On Monday, May 18, 2009, the United States Supreme Court granted Alabama death row prisoner Holly Wood’s request for review in Wood v. Allen (No. 08-9156).
The Court will address two legal questions arising from Mr. Wood’s case. The first question tests the failure of an inexperienced defense lawyer to present in a capital sentencing proceeding evidence of the defendant’s severe mental impairment.
The second question addresses how federal courts should review state court factual findings under a 1996 law that drastically changed the role of federal courts in ruling on federal habeas corpus petitions from state prisoners.
Holly Wood, a Black man with an IQ less than 70, was too poor to hire a lawyer. The trial court appointed him a lawyer who had just been admitted to the Bar and had no experience in criminal law. Although two other lawyers were appointed, they did not help Mr. Wood’s inexperienced counsel to investigate or present evidence at the sentencing phase.
Counsel did not pursue evidence of Mr. Wood’s severe mental impairments as a mitigating factor even though a competency evaluation revealed that Mr. Wood could not read at better than a third-grade level and had a low IQ. Mr. Wood was convicted and sentenced to death.
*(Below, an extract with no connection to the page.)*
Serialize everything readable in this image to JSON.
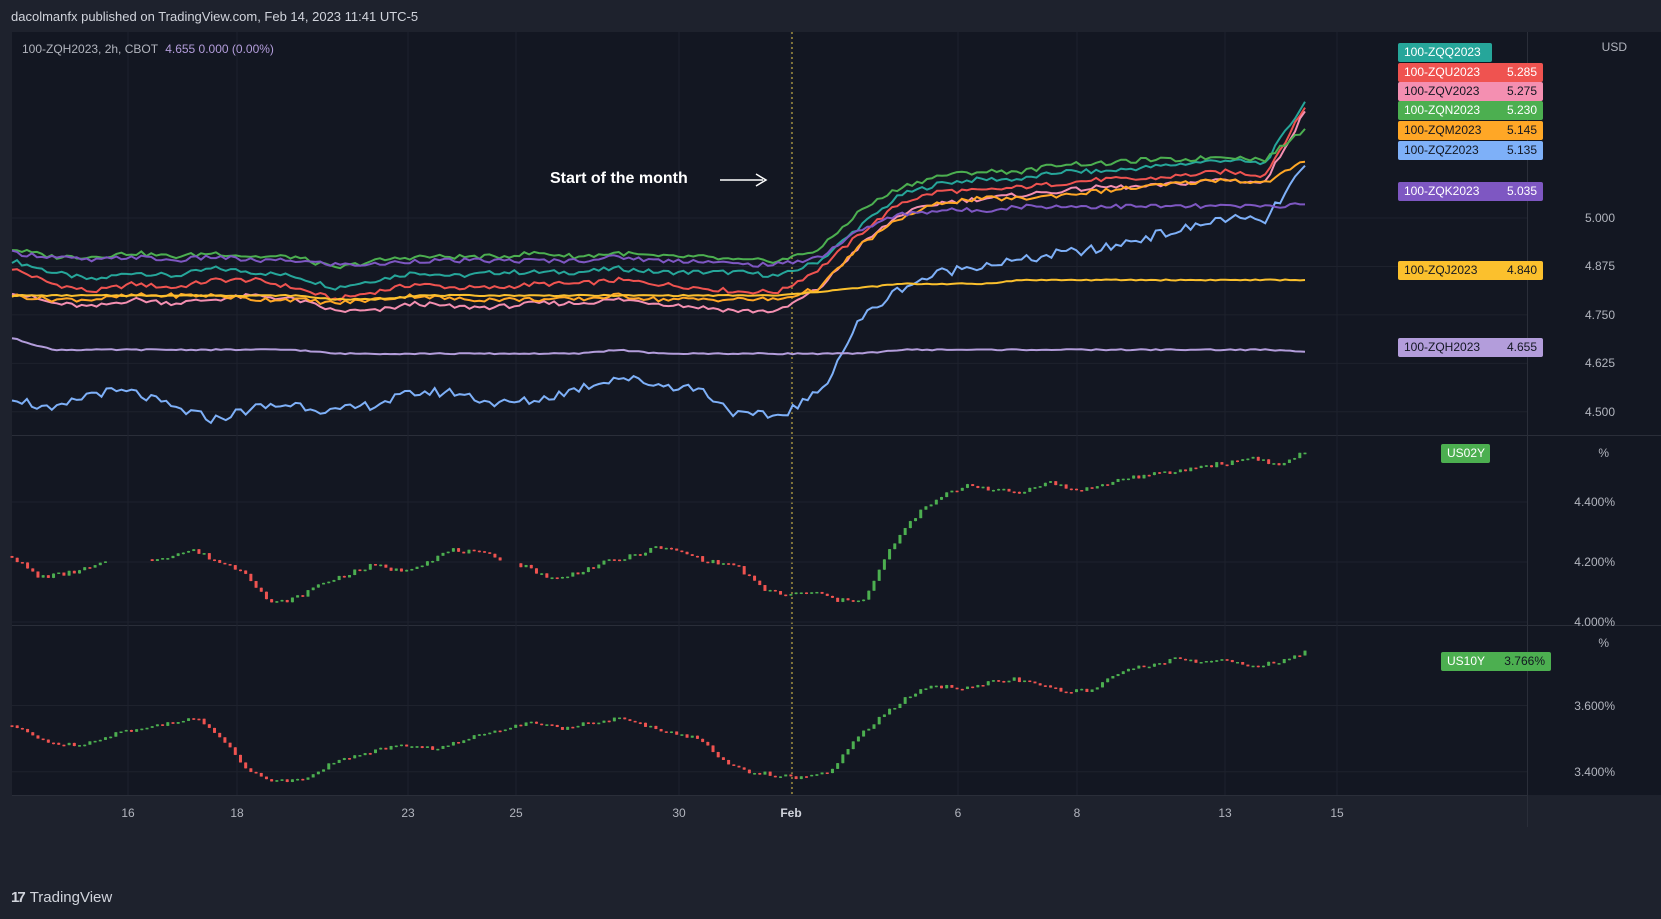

Then, in 2002, the United States Supreme Court held in Atkins v. Virginia that the Constitution forbids the execution of intellectually disabled people. An Alabama appeals court ordered a hearing to determine whether Mr. Wood is intellectually disabled and whether his lawyer was ineffective for failing to present evidence of his intellectual disability at trial.
Evidence at that hearing showed, and the State agreed, that Mr. Wood’s IQ falls within the intellectually disabled range and that he has has significant limitations in functional academics.
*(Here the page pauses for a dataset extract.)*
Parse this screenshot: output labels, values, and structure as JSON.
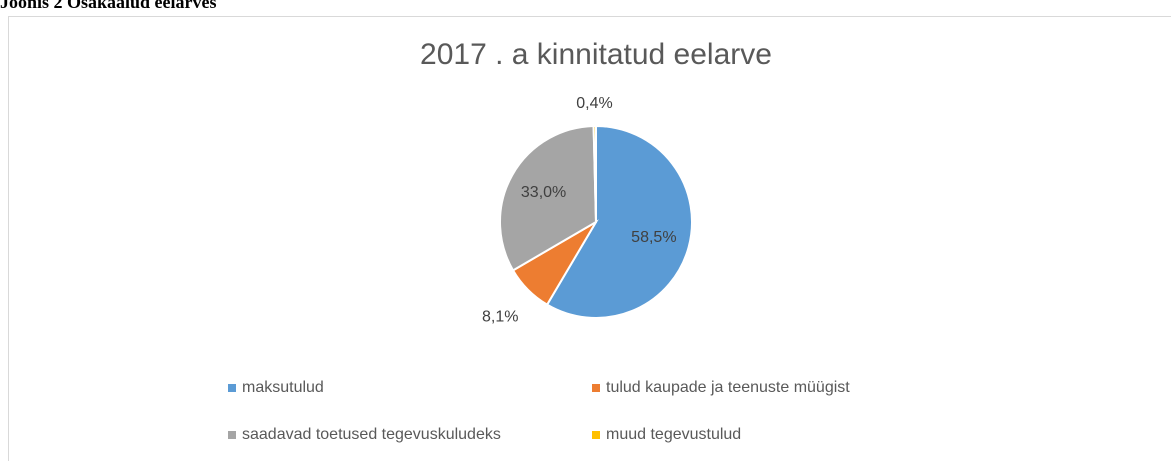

The State wrote an order stating that Mr. Wood nonetheless is not intellectually disabled and that his lawyer made a strategic decision not to put on evidence of his intellectual diability at trial. The trial judge adopted that order word-for-word — a practice that has been criticized by the appellate courts but is common in Alabama. The Alabama Court of Criminal Appeals in turn adopted those findings and the Alabama Supreme Court refused to review the case.
The federal district court did not disagree with the state court’s adopted findings about intellectual disability but found that the evidence did not support the state court’s finding that Mr. Wood’s trial lawyer made a strategic decision not to present evidence of his intellectual disability. The federal court vacated Mr. Wood’s death sentence. That ruling was reversed by the federal appeals court, and Mr. Wood appealed to the United States Supreme Court.
The case highlights Alabama’s failure to provide adequate representation to defendants facing the death penalty. Alabama is the only state in the country without a state-funded program to provide legal assistance to death row prisoners. There is no state-wide public defender program in the state and over half of the more than 200 people on Alabama’s death row were represented at trial by appointed lawyers whose compensation for out-of-court preparation was capped at $1000.
The Court will hear argument on Mr. Wood’s case after its new term begins in October 2009.